Professor Jose Bengoechea, a world leader in the deadly Klebsiella pneumoniae infection at the Wellcome-Wolfson Institute for Experimental Medicine at Queen’s University Belfast, and the lead of the project, explains: “This new research is of great relevance in our understanding of AMR, and marks an advance into the development of so dearly needed future therapeutics.
“Our research uncovered how deadly infections manipulate our cells for their own benefit but, on the other hand, revealed a new target, SARM1, to combat these infections.

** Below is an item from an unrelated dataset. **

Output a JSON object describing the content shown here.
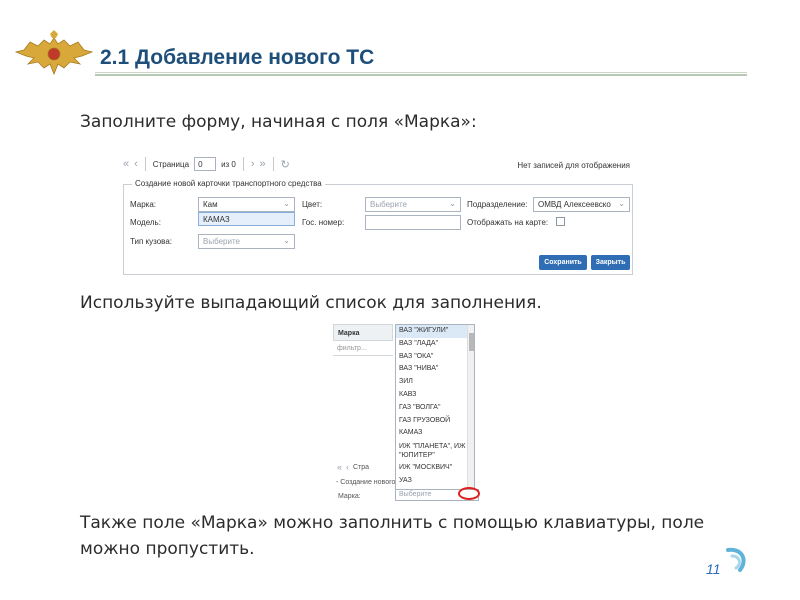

This research was possible by funding across the island of Ireland, expanding our research capabilities and strengthen the area of infection and immunology, which the recent pandemic has proven to be of critical importance in public health.”
Professor Andrew Bowie, Professor of Innate Immunology at Trinity College Dublin and a world expert on innate immunity who has been working to unlock the role of SARM1 in the regulation of inflammation, added: “The surprising and unexpected discovery that Klebsiella manipulates SARM1 to counteract host defences came about from uniting our different expertise and perspectives on pathogens and host defence which was made possible by the joint North-South funding that myself and Professor Bengoechea received from Science Foundation Ireland and Biotechnology and Biological Sciences Research Council.”
Dr Colin Miles, AMR Lead at Biotechnology and Biological Sciences Research Council (BBSRC), said: “AMR is a major area of research interest to BBSRC and UK Research and Innovation (UKRI) as a whole. It has significant societal implications and I’m pleased to see that a BBSRC funded collaboration with the Science Foundation Ireland, led by Queen’s, has been able to discover a fundamental biological process that may ultimately translate into the reduced use of antibiotics in certain clinical cases. This is a positive outcome not only for BBSRC, but for the UK Government’s 20-year vision for AMR.”
The research project was developed in the framework of a North-South collaboration funded through a joint funding from the Biotechnology and Biological Sciences Research Council and Science Foundation Ireland.